In late October, the Federal Reserve opted to make its second 25-basis-point cut this year on the Effective Federal Funds Rate (EFFR). The action brought the overnight rate to 3.75% to 4%. The news has led many to speculate that this action will signal an increase in commercial real estate deal flow.
However, Marcus & Millichap Senior Vice President John Chang pointed out that there are other variables when it comes to overall lower interest rates. “Lending rates over the last year have been driven by more than just the Fed rate cuts,” Chang said in a recently released Marcus & Millichap video entitled “CRE Rates Trend Lower.”
Here are some of the factors that have put downward pressure on interest rates.
Banks are Changing Course
Chang said that banks weren’t too active in the CRE space during 2024 because “they were busy repairing their balance sheets and mitigating commercial real estate default risk.” The institutions spent time clearing off riskier loans and improving deposits.
But that seems to be in the past. “It looks like banks may face a more lenient regulatory environment that requires lower reserves,” Chang explained. “Banks are becoming increasingly active once again.”

Private Lending Capital: Still Available
Debt funds and other private capital sources have been stepping into the gap left by traditional lenders.
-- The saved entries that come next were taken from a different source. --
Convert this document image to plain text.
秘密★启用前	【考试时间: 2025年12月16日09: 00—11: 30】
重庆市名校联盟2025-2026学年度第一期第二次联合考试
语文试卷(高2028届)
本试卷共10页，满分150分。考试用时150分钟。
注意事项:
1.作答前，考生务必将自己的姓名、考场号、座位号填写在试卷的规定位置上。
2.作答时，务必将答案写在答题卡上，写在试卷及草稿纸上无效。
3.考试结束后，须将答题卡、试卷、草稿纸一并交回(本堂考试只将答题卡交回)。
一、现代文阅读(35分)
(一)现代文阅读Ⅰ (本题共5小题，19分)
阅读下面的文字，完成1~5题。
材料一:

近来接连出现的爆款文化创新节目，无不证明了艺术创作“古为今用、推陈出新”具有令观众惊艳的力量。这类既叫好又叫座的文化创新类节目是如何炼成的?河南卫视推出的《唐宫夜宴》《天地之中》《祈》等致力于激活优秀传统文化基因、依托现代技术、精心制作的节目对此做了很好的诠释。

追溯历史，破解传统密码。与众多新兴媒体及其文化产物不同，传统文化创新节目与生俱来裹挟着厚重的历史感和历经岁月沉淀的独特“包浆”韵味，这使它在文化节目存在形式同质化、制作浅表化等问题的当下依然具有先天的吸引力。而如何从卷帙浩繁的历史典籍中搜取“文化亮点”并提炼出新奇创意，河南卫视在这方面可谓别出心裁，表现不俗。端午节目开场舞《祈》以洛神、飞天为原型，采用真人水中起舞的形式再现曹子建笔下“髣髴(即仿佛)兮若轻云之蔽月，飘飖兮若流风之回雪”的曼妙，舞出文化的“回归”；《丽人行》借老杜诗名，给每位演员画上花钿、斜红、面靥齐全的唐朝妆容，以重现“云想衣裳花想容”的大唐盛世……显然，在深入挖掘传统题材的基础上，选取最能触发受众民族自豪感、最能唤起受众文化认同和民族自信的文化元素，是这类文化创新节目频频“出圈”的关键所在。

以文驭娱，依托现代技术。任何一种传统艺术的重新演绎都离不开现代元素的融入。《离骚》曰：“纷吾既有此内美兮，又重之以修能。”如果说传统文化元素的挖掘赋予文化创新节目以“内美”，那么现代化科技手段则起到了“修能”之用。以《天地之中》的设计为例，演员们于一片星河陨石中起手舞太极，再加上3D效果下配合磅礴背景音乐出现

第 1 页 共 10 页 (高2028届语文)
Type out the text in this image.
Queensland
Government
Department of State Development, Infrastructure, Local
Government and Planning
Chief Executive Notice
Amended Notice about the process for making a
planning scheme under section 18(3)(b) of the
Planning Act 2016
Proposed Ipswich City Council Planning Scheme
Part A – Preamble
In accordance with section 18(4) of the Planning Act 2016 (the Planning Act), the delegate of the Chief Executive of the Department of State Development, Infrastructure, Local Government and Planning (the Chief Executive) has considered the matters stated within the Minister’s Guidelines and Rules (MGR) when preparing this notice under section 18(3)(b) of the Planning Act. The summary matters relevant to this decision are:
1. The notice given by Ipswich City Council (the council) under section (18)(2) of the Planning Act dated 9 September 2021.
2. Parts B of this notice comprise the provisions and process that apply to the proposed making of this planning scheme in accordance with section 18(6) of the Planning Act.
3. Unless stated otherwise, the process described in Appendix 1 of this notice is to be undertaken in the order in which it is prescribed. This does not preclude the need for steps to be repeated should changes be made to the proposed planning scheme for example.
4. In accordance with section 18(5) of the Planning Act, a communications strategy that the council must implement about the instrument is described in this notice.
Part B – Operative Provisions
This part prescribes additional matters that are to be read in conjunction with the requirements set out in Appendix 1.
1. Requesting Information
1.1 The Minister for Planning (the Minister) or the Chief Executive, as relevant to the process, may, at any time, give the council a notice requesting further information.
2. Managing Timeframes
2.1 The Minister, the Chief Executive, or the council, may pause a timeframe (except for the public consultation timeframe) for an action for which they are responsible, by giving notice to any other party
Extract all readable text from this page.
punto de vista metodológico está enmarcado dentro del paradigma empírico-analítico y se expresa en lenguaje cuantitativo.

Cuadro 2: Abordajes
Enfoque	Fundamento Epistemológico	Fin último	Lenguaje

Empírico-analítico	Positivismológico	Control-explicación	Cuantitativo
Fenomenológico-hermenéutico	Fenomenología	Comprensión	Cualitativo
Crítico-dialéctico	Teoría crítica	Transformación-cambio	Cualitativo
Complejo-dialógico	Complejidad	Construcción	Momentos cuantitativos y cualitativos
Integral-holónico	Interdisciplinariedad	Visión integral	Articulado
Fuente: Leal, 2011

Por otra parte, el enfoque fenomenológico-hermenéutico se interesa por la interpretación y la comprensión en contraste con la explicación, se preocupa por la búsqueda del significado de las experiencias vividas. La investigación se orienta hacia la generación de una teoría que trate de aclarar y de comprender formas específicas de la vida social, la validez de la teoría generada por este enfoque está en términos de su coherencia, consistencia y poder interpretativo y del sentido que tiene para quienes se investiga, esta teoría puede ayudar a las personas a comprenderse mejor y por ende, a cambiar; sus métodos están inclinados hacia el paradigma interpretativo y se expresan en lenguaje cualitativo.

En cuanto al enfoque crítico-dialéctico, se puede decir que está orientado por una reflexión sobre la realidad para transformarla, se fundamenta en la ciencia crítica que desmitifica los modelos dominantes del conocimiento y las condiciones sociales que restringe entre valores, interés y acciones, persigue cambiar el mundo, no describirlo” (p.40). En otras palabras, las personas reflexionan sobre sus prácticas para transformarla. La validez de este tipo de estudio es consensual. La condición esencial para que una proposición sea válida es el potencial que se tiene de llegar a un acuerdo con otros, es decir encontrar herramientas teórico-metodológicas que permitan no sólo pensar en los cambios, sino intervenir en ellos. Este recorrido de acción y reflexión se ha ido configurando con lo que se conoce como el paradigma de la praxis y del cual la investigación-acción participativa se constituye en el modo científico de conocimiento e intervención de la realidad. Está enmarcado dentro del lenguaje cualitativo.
Chang pointed out that investment funds moved their focus from property acquisition to investor financing.
Private lenders typically don’t require personal guarantees and focus on short-term bridge loans to cover funding gaps, like refinancing properties with maturing debt or renovating assets. During the first three quarters of 2025, private lenders raised about $24 billion of capital—a $13 billion increase from the previous year.
Said Chang: “This increased liquidity has helped put downward pressure on commercial real estate lending rates.”

Optimism and the Fed
The outlook suggests that the Fed will continue lowering rates in 2026. As a result, “fewer lenders have been keeping their lending spreads high, due to the combination of increased lending liquidity and expectations of relatively stable or modestly falling Federal Reserve interest rates,” Chang said. Interest rates are also based on the sponsor’s experience, asset type, location, and other factors, he added.

Will it Continue?
Though interest rates have declined year-over-year, they’re still higher than where they were in 2021-2022. Furthermore, “no one knows how long the slower commercial real estate interest rate environment will last,” Chang acknowledged.
At his most recent press conference, Fed Chairman Jerome Powell said that a December rate cut isn’t “a foregone conclusion.” Additionally, Chang commented that the chance of additional reductions in 2026 has moderated. As such, “we’re still in a fluid lending landscape, and there are a lot of forces in play that could move interest rates up or down,” he added.